2.8k stars 241 forks source link

Timeout for stuck workers #65

Open gbhrdt opened 6 years ago

gbhrdt commented 6 years ago

It can happen that workers get stuck silently. We were using node-resque worker before, which handled this scenario very well. With goworker, jobs just keep shown as running in resque-web. Also, the worker count in resque-web keeps increasing (should be 4).

mingan commented 6 years ago

Are you restarting the goworker application? We see this behaviour when the application is hard-stopped and doesn't have time to cleanup the records in Redis (workers and worker:[node] keys).

gbhrdt commented 6 years ago

@mingan Yes, sometimes we are re-deploying the Docker containers when jobs are still running, that might be the cause. I think we should definitely cleanup when starting up again.

Edit: node-resque does something like this to cleanup:

const shutdown = async () => {
    await scheduler.end();
    await worker.end();
    process.exit();
  };

  process.on('SIGTERM', shutdown);
  process.on('SIGINT', shutdown);

mingan commented 6 years ago

Yeah, the problem is to figure out a safe mechanism to do so and keep it compatible with the Resque gem.

gbhrdt commented 6 years ago

We don't have any disadvantage from those jobs other than memory consumption from Redis, right? So concurrency still works as expected and the stuck jobs are not being considered by goworker anymore?
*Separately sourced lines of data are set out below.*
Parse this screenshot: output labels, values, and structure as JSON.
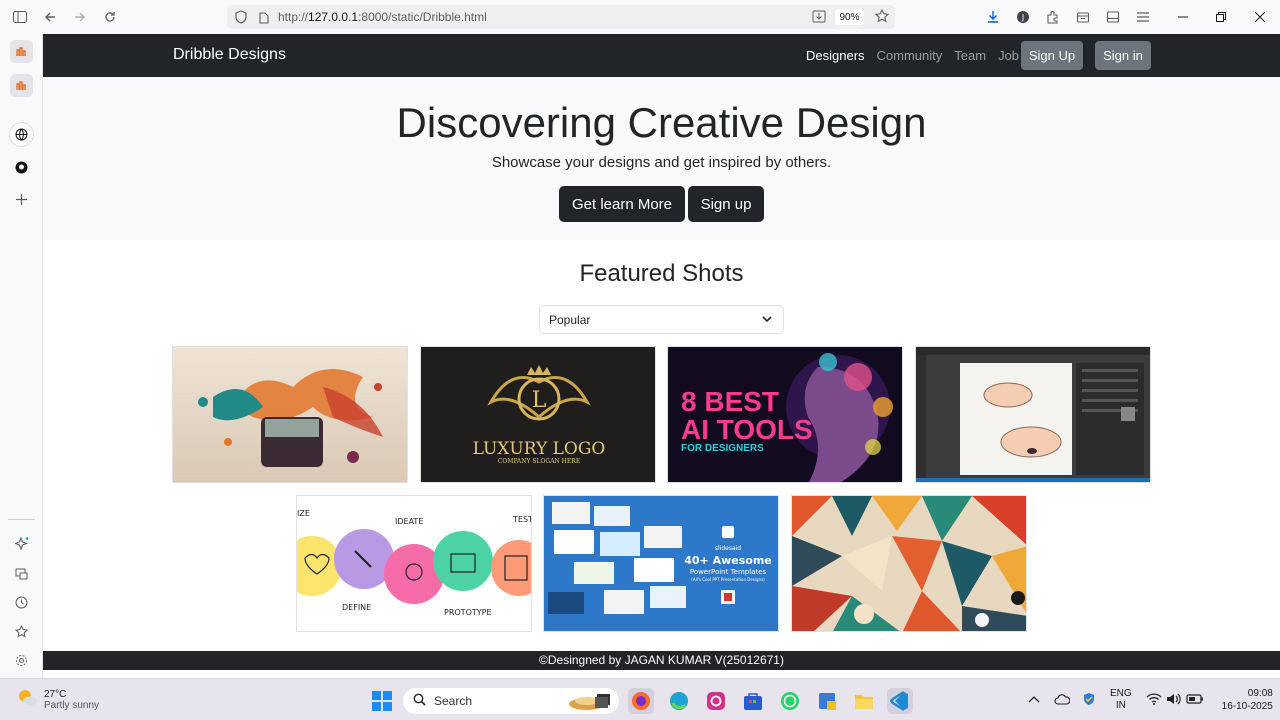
{
  "browser": {
    "url_prefix": "http://",
    "url_host": "127.0.0.1",
    "url_rest": ":8000/static/Dribble.html",
    "zoom": "90%"
  },
  "navbar": {
    "brand": "Dribble Designs",
    "links": [
      "Designers",
      "Community",
      "Team",
      "Job"
    ],
    "signup_label": "Sign Up",
    "signin_label": "Sign in"
  },
  "hero": {
    "title": "Discovering Creative Design",
    "lead": "Showcase your designs and get inspired by others.",
    "learn_label": "Get learn More",
    "signup_label": "Sign up"
  },
  "featured": {
    "title": "Featured Shots",
    "sort_value": "Popular",
    "shots": [
      {
        "text": ""
      },
      {
        "text": "LUXURY LOGO",
        "sub": "COMPANY SLOGAN HERE",
        "mono": "L"
      },
      {
        "text": "8 BEST",
        "text2": "AI TOOLS",
        "sub": "FOR DESIGNERS"
      },
      {
        "text": ""
      },
      {
        "labels": [
          "IZE",
          "IDEATE",
          "TEST",
          "DEFINE",
          "PROTOTYPE"
        ]
      },
      {
        "brand": "slidesaid",
        "text": "40+ Awesome",
        "text2": "PowerPoint Templates",
        "sub": "(All's Cool PPT Presentation Designs)"
      },
      {
        "text": ""
      }
    ]
  },
  "footer": {
    "text": "©Desingned by JAGAN KUMAR V(25012671)"
  },
  "taskbar": {
    "temp": "27°C",
    "weather": "Partly sunny",
    "search_placeholder": "Search",
    "lang1": "ENG",
    "lang2": "IN",
    "time": "09:08",
    "date": "16-10-2025"
  }
}
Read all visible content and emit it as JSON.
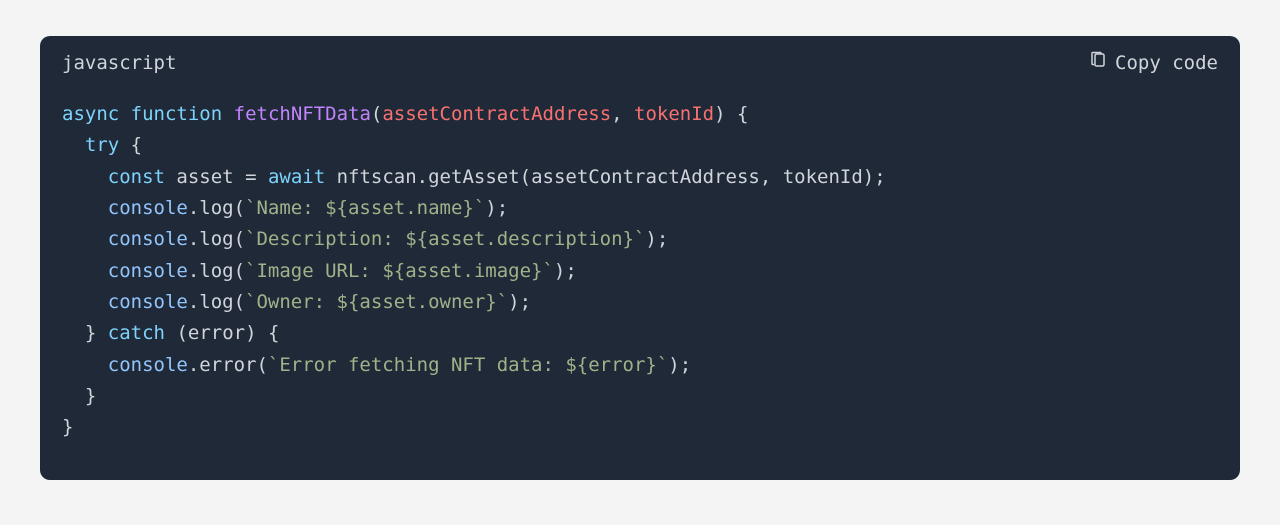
{
  "header": {
    "language": "javascript",
    "copy_label": "Copy code"
  },
  "code": {
    "kw_async": "async",
    "kw_function": "function",
    "fn_name": "fetchNFTData",
    "param1": "assetContractAddress",
    "param2": "tokenId",
    "kw_try": "try",
    "kw_const": "const",
    "var_asset": "asset",
    "kw_await": "await",
    "call_getAsset": "nftscan.getAsset(assetContractAddress, tokenId);",
    "console": "console",
    "log": ".log(",
    "str_name": "`Name: ${asset.name}`",
    "str_desc": "`Description: ${asset.description}`",
    "str_img": "`Image URL: ${asset.image}`",
    "str_owner": "`Owner: ${asset.owner}`",
    "close_call": ");",
    "kw_catch": "catch",
    "err_param": "(error) {",
    "error_method": ".error(",
    "str_err": "`Error fetching NFT data: ${error}`",
    "brace_open_fn": ") {",
    "brace_open": "{",
    "brace_close": "}",
    "comma_sep": ", ",
    "eq": " = ",
    "lparen": "(",
    "rparen": ")",
    "i1": "  ",
    "i2": "    ",
    "sp": " "
  }
}
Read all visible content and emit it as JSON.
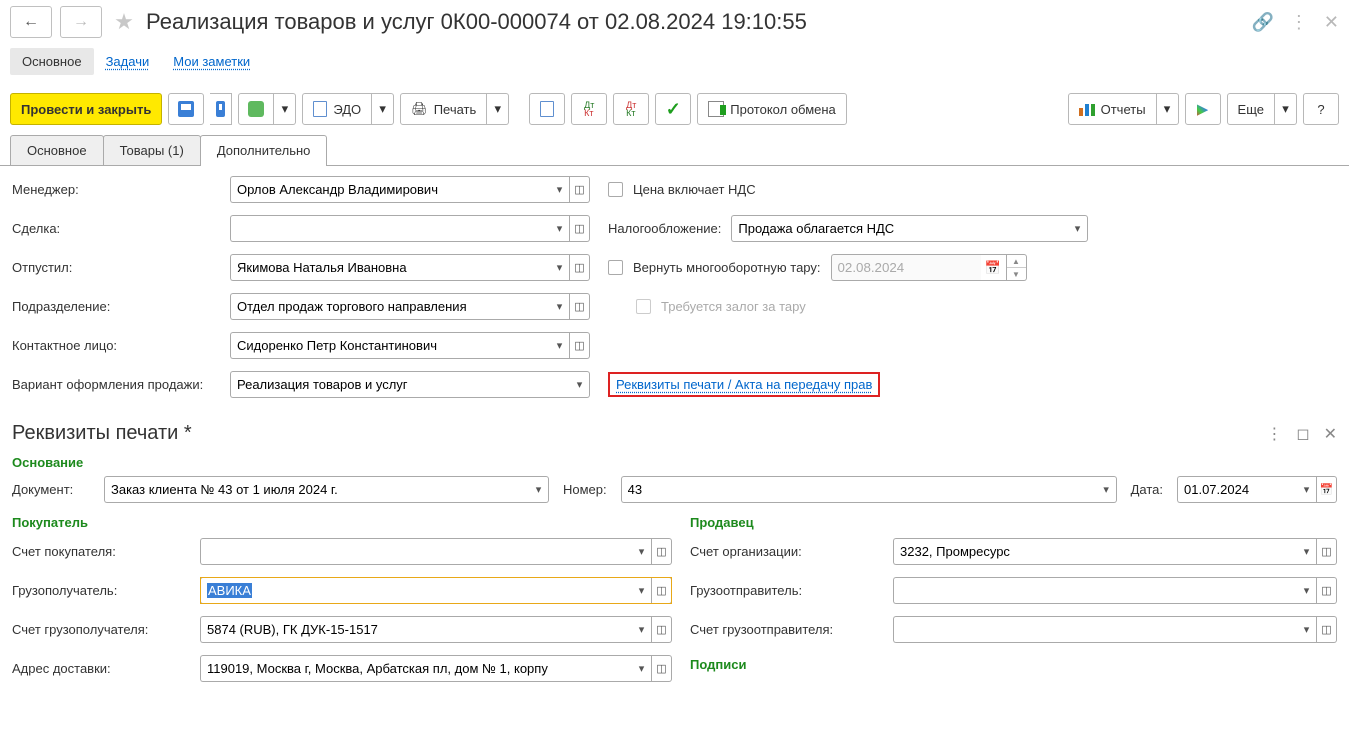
{
  "header": {
    "title": "Реализация товаров и услуг 0К00-000074 от 02.08.2024 19:10:55"
  },
  "nav": {
    "main": "Основное",
    "tasks": "Задачи",
    "notes": "Мои заметки"
  },
  "toolbar": {
    "post_close": "Провести и закрыть",
    "edo": "ЭДО",
    "print": "Печать",
    "dtcr1": "Дт",
    "dtcr1b": "Кт",
    "dtcr2": "Дт",
    "dtcr2b": "Кт",
    "proto": "Протокол обмена",
    "reports": "Отчеты",
    "more": "Еще",
    "help": "?"
  },
  "tabs": {
    "main": "Основное",
    "goods": "Товары (1)",
    "extra": "Дополнительно"
  },
  "form": {
    "manager_l": "Менеджер:",
    "manager_v": "Орлов Александр Владимирович",
    "price_incl_vat": "Цена включает НДС",
    "deal_l": "Сделка:",
    "tax_l": "Налогообложение:",
    "tax_v": "Продажа облагается НДС",
    "released_l": "Отпустил:",
    "released_v": "Якимова Наталья Ивановна",
    "return_tare": "Вернуть многооборотную тару:",
    "tare_date": "02.08.2024",
    "dept_l": "Подразделение:",
    "dept_v": "Отдел продаж торгового направления",
    "deposit_tare": "Требуется залог за тару",
    "contact_l": "Контактное лицо:",
    "contact_v": "Сидоренко Петр Константинович",
    "variant_l": "Вариант оформления продажи:",
    "variant_v": "Реализация товаров и услуг",
    "print_req_link": "Реквизиты печати / Акта на передачу прав"
  },
  "subwin": {
    "title": "Реквизиты печати *",
    "basis_grp": "Основание",
    "doc_l": "Документ:",
    "doc_v": "Заказ клиента № 43 от 1 июля 2024 г.",
    "num_l": "Номер:",
    "num_v": "43",
    "date_l": "Дата:",
    "date_v": "01.07.2024",
    "buyer_grp": "Покупатель",
    "seller_grp": "Продавец",
    "buyer_acc_l": "Счет покупателя:",
    "seller_acc_l": "Счет организации:",
    "seller_acc_v": "3232, Промресурс",
    "consignee_l": "Грузополучатель:",
    "consignee_v": "АВИКА",
    "shipper_l": "Грузоотправитель:",
    "consignee_acc_l": "Счет грузополучателя:",
    "consignee_acc_v": "5874 (RUB), ГК ДУК-15-1517",
    "shipper_acc_l": "Счет грузоотправителя:",
    "addr_l": "Адрес доставки:",
    "addr_v": "119019, Москва г, Москва, Арбатская пл, дом № 1, корпу",
    "sign_grp": "Подписи"
  }
}
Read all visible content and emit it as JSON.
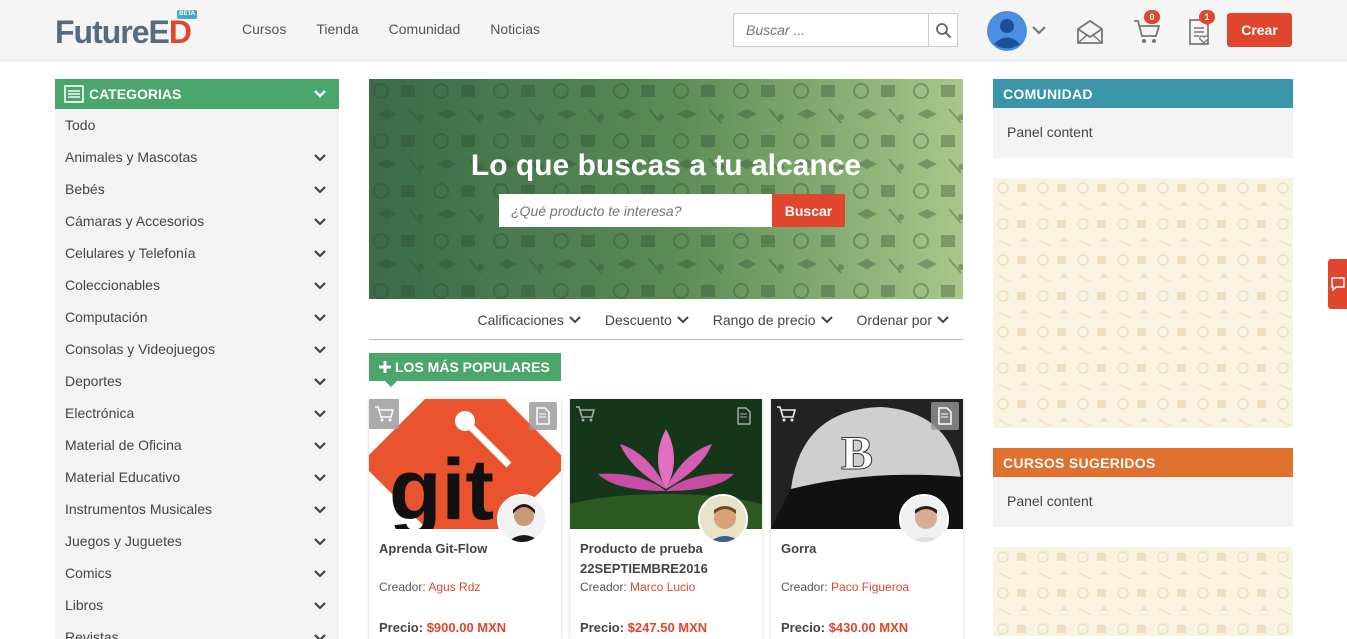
{
  "header": {
    "logo_main": "FutureE",
    "logo_accent": "D",
    "beta": "BETA",
    "nav": [
      "Cursos",
      "Tienda",
      "Comunidad",
      "Noticias"
    ],
    "search_placeholder": "Buscar ...",
    "cart_count": "0",
    "notes_count": "1",
    "create_label": "Crear"
  },
  "sidebar": {
    "title": "CATEGORIAS",
    "items": [
      {
        "label": "Todo",
        "expandable": false
      },
      {
        "label": "Animales y Mascotas",
        "expandable": true
      },
      {
        "label": "Bebés",
        "expandable": true
      },
      {
        "label": "Cámaras y Accesorios",
        "expandable": true
      },
      {
        "label": "Celulares y Telefonía",
        "expandable": true
      },
      {
        "label": "Coleccionables",
        "expandable": true
      },
      {
        "label": "Computación",
        "expandable": true
      },
      {
        "label": "Consolas y Videojuegos",
        "expandable": true
      },
      {
        "label": "Deportes",
        "expandable": true
      },
      {
        "label": "Electrónica",
        "expandable": true
      },
      {
        "label": "Material de Oficina",
        "expandable": true
      },
      {
        "label": "Material Educativo",
        "expandable": true
      },
      {
        "label": "Instrumentos Musicales",
        "expandable": true
      },
      {
        "label": "Juegos y Juguetes",
        "expandable": true
      },
      {
        "label": "Comics",
        "expandable": true
      },
      {
        "label": "Libros",
        "expandable": true
      },
      {
        "label": "Revistas",
        "expandable": true
      }
    ]
  },
  "hero": {
    "title": "Lo que buscas a tu alcance",
    "search_placeholder": "¿Qué producto te interesa?",
    "search_button": "Buscar"
  },
  "filters": [
    "Calificaciones",
    "Descuento",
    "Rango de precio",
    "Ordenar por"
  ],
  "popular_label": "LOS MÁS POPULARES",
  "cards": [
    {
      "name": "Aprenda Git-Flow",
      "creator_label": "Creador:",
      "creator": "Agus Rdz",
      "price_label": "Precio:",
      "price": "$900.00 MXN",
      "image": "git-logo"
    },
    {
      "name": "Producto de prueba 22SEPTIEMBRE2016",
      "creator_label": "Creador:",
      "creator": "Marco Lucio",
      "price_label": "Precio:",
      "price": "$247.50 MXN",
      "image": "lotus-flower"
    },
    {
      "name": "Gorra",
      "creator_label": "Creador:",
      "creator": "Paco Figueroa",
      "price_label": "Precio:",
      "price": "$430.00 MXN",
      "image": "baseball-cap"
    }
  ],
  "right": {
    "community_title": "COMUNIDAD",
    "community_body": "Panel content",
    "courses_title": "CURSOS SUGERIDOS",
    "courses_body": "Panel content"
  },
  "colors": {
    "brand_red": "#e0462d",
    "green": "#4aa66a",
    "teal": "#3a95a8",
    "orange": "#e0702d"
  }
}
mingan commented 6 years ago

If it's the same issue we have experienced, there are extra values in the set of workers and the dead workers appear to still be working in the UI (there are records under the given prefix). I'm not sure if the jobs themselves are failed or abandoned, that might be an issue.

There's similar code in goworker https://github.com/benmanns/goworker/blob/master/signals.go which stops polling and stops idle workers. I don't remember it correctly and don't have time to look it up at the moment but I think it doesn't force a running worker to stop so unless it finishes normally, it might hang.

xescugc commented 3 years ago

This logic should be added like it's on the "main" Resque: https://github.com/resque/resque/blob/master/lib/resque/worker.rb#L599

Which basically consists on having a heartbeat and a prune function when the worker is started which will expire old workers.

I'll try to work on this and add it to the lib, would this be something that would be merged if implemented? (cc @benmanns)